D'Arcy Gue

CMS To Fund “Wiring” of Outlier Providers? Read the Fine Print.

March 10, 2016

Healthcare Industry 4 Minute Read

CMS made a center stage announcement at last week’s Las Vegas HIMSS conference that it is expanding financial help to a broader base of providers to purchase interoperable technology. This seemed like great news, especially to behavioral health,  substance abuse and long term care facilities. The announcement went viral at the conference. Alas, the proverbial devil is in the details.

Andy Slavitt, CMS’ Acting Administrator,  announced that states can now receive 90 percent matching funds to pay for technologies “to help bridge an information sharing gap in Medicaid … to connect a broader variety of Medicaid providers.” The new variety of providers includes long term care, behavioral health, addiction treatment, home health and others that have been ineligible for any technology financial support including Meaningful Use / MIPS incentives.

For many, the news suggested that these “outlier” providers would finally get financial help in purchasing an EHR. After all, what does support for interoperability mean if you don’t have an EHR to share information with other providers? You get help with buying an EHR, right? No, you do not. Let’s read the fine print.

The focus of CMS’ enhanced funding initiative is on helping MU eligible providers (EPs) achieve health information exchange with non-eligible providers. It is not on helping non-eligible providers to develop or broaden their “wiredness” unless they already have an EHR. Medicaid’s Data and Systems Group and the ONC Office of Policy have partnered to more aggressively support eligible Medicaid providers in coordinating care with non-eligible providers and in attesting to Meaningful Use / MIPS Stages 2 and 3.

HHS representatives spelled out the details succinctly in a presentation at the HIMSS conference;:

  • The funding is for HIE and interoperability only, not to provide EHRs.
  • The funding is for implementation only; it is not for operational costs.
  • The funding still must be cost allocated if other entities than the state Medicaid agency benefit.
  • All providers or systems supported by this funding must connect to Medicaid EP (eligible providers).
  • The major distinction from previous permitted funding options, is that Medicaid
    HITECH funds can be used for more than interfaces for EPs. Now it can be used for the public health infrastructure more broadly to allow EPs to meet Meaningful Use / MIPS.

The speakers suggested that the enhanced funding will enable state Medicaid agencies to on-board Medicaid providers that are not MU incentives eligible, e.g. behavioral health organizations, into HIEs. Examples included on-boarding them to statewide provider directories, encounter alerting systems, drug reconciliations systems and query exchanges.
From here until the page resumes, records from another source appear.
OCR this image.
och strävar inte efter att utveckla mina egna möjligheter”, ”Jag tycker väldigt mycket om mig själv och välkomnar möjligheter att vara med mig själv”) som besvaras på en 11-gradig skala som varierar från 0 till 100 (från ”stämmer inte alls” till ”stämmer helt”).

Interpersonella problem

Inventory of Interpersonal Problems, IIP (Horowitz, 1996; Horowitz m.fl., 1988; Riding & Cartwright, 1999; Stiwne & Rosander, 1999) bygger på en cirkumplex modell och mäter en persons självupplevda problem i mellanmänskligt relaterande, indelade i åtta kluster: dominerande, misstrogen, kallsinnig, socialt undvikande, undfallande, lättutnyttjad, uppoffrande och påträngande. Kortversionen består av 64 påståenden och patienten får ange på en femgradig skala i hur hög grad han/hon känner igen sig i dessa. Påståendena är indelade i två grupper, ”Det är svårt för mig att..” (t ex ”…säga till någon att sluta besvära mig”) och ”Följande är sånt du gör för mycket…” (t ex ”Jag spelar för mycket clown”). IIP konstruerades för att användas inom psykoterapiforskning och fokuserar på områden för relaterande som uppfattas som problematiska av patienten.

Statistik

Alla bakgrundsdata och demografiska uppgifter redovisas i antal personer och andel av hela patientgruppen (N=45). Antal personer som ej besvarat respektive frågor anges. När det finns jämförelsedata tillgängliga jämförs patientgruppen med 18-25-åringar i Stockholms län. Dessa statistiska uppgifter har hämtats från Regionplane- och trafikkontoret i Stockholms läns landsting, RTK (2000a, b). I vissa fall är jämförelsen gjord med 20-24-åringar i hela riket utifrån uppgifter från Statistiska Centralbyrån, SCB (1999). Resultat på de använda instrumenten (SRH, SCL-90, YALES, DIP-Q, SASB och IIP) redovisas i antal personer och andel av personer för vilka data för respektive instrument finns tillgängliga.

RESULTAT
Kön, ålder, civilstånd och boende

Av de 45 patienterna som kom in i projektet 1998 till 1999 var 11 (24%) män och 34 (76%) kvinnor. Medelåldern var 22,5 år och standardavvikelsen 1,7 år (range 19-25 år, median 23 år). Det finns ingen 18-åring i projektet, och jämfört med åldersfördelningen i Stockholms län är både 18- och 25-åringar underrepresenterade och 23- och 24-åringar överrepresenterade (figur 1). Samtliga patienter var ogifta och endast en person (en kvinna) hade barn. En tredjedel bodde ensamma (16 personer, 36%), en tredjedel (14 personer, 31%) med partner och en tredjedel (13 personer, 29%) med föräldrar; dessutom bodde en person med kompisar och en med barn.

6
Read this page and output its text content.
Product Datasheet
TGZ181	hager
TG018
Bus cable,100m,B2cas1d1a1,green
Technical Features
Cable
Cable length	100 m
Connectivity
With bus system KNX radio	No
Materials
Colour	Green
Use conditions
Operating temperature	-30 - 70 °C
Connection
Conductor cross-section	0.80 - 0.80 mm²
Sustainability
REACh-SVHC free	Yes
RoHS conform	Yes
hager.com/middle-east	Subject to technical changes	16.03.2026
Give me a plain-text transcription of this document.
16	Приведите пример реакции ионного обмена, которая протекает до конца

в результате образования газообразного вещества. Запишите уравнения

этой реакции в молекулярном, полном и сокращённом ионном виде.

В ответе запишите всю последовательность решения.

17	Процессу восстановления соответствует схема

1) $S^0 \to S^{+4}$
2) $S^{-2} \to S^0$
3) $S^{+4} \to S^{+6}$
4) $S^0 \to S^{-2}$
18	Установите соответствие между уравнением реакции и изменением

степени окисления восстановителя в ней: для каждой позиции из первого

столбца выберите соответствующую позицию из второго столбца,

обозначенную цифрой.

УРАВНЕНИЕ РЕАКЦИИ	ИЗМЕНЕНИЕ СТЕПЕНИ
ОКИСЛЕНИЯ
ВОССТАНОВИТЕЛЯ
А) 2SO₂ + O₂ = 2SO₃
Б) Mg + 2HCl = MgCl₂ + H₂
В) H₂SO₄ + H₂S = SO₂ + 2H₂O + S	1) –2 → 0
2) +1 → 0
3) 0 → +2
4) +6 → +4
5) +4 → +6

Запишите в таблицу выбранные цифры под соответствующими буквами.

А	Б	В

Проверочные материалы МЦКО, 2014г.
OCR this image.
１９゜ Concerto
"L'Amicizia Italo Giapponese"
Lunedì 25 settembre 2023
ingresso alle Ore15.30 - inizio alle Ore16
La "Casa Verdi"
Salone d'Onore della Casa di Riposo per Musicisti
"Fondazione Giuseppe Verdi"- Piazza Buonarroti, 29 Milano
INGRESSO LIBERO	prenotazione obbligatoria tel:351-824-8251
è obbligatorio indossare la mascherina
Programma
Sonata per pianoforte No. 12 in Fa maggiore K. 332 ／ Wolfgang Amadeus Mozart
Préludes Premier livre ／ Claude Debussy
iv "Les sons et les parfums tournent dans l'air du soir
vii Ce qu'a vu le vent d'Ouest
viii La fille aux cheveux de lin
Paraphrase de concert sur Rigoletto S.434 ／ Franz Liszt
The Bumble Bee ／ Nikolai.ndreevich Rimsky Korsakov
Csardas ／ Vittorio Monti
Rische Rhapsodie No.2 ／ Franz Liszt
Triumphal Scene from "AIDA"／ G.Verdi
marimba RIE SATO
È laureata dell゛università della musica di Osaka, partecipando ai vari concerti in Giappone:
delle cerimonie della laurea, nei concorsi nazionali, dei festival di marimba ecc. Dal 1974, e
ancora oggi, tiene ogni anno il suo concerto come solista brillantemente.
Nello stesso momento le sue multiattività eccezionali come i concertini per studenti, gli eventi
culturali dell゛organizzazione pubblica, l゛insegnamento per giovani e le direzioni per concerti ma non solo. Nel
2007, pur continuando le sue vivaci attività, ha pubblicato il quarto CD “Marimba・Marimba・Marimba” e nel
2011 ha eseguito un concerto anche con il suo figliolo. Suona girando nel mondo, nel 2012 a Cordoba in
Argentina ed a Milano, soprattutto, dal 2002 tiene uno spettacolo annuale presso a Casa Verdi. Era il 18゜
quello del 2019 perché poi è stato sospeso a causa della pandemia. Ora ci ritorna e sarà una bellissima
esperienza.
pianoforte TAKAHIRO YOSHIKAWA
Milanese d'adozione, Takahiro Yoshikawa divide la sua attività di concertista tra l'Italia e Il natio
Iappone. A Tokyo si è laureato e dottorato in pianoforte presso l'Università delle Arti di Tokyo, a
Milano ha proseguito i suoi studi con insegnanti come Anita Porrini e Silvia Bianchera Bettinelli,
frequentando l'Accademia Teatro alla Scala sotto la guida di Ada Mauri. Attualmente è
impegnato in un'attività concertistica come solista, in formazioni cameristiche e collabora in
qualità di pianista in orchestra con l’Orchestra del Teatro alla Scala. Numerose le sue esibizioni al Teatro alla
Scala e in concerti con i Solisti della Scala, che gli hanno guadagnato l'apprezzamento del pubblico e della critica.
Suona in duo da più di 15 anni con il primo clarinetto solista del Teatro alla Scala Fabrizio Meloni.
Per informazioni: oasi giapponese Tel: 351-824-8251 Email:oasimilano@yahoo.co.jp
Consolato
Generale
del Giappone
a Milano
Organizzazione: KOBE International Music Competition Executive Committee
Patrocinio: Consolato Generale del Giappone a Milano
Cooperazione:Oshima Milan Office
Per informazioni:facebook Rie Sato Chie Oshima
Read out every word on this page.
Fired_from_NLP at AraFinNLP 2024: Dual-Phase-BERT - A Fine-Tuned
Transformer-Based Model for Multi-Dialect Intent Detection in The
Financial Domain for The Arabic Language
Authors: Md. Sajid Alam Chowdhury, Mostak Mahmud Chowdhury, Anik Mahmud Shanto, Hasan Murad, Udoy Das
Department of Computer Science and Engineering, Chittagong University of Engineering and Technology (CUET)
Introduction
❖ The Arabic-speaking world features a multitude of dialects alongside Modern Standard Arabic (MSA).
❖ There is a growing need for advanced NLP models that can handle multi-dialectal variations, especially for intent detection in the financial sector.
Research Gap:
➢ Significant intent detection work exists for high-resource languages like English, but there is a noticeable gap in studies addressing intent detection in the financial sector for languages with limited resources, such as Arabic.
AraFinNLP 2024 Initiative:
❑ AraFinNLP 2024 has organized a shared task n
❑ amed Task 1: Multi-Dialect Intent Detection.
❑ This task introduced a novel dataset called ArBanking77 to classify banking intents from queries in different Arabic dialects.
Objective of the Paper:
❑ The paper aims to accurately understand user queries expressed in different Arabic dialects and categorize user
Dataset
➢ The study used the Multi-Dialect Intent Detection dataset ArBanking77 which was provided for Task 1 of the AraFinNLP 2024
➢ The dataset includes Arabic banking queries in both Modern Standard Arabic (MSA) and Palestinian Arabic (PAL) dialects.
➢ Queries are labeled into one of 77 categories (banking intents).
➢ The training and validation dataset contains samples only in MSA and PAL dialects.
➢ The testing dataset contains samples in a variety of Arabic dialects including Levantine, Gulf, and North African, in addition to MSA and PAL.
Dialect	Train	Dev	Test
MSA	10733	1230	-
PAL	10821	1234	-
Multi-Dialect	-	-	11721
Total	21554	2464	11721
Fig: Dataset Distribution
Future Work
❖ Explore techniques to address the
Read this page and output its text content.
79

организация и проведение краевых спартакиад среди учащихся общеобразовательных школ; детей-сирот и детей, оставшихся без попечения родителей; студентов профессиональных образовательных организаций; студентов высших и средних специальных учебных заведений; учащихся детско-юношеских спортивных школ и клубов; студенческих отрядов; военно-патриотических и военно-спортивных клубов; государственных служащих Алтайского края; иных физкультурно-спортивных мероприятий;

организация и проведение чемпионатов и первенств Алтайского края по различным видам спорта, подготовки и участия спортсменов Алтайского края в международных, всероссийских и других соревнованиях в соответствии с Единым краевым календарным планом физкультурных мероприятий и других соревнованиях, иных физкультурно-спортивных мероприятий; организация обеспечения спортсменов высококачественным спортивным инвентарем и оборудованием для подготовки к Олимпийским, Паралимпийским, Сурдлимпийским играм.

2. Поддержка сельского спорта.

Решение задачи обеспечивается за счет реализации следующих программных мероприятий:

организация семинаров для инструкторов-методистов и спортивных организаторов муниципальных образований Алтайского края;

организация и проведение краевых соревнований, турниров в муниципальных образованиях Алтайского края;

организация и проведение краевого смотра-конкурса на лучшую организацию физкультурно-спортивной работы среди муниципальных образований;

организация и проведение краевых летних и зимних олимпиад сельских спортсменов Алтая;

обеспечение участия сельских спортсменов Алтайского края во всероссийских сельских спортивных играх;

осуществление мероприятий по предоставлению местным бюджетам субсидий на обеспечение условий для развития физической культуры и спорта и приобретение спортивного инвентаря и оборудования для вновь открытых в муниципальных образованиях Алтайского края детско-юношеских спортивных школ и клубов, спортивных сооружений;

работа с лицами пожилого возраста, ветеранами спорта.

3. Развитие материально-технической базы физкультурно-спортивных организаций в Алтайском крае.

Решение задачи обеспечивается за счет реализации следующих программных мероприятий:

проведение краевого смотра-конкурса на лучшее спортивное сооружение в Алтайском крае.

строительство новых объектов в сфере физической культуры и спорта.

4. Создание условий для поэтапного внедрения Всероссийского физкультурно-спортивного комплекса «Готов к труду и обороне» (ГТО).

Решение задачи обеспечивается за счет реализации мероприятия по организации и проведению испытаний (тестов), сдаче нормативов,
Unfortunately, press statements didn’t discuss these significant funding limits. Instead, according to Slavitt: “We’re announcing funding to connect many of the remaining parts of the system that are not part of the EHR incentive programs but serve our neediest patients every day….Finally, we are going to wire up long-term care, behavioral health and substance abuse providers.” He noted that CMS sees many benefits to the initiative, from care coordination to medication reconciliation to public health reporting.

This sounds great.

But, how can a paper-based behavioral health hospital be “wired up” to a drug reconciliation or encounter alerting system? Hmmm…a FAX or telephone comes to mind; they have wires, don’t they?

Most estimates indicate that as many as 50 to 80 percent of behavioral health and substance abuse facilities do not yet have EHRs.  Contrast this with the fact that 98 percent of eligible hospitals and nearly 60 percent of office-based physicians had implemented an EHR by the end of 2015, and received over $32 billion in tax dollars to cover costs.

In fact, HHS is well aware of and apparently concerned about this disparity and its implications to interoperability.  In its Fiscal Year 2017 budget submission to Congress in late February, HHS proposed adding (legislatively) certain behavioral health providers to the EHR Incentive Programs, explaining that “The expansion is meant to facilitate the integration of behavioral health and medical care, and promote the sharing of clinical data needed to provide better patient-centered care.” This proposal came on the heels of a bill introduced in 2015 by Reps. Tim Murphy and Eddie Bernice Johnson that would include behavioral health and addiction treatment providers in EHR Incentive Programs.

Both initiatives are good news. But not good enough yet to substantively move behavioral health, substance abuse, long term health and many provider outliers into the increasingly wired mainstream of healthcare. This continues to be the realm of acute care providers — mainly because they received a paid invitation. The resulting hole in patient continuum of care still defines CMS’ “information sharing gap.”

As long as this gap remains, nation-wide systems interoperability,  the potential for a complete continuum of care, and increasingly needed population health management will remain elusive.

I urge you to review the HHS presentation for the details of its new funding initiative.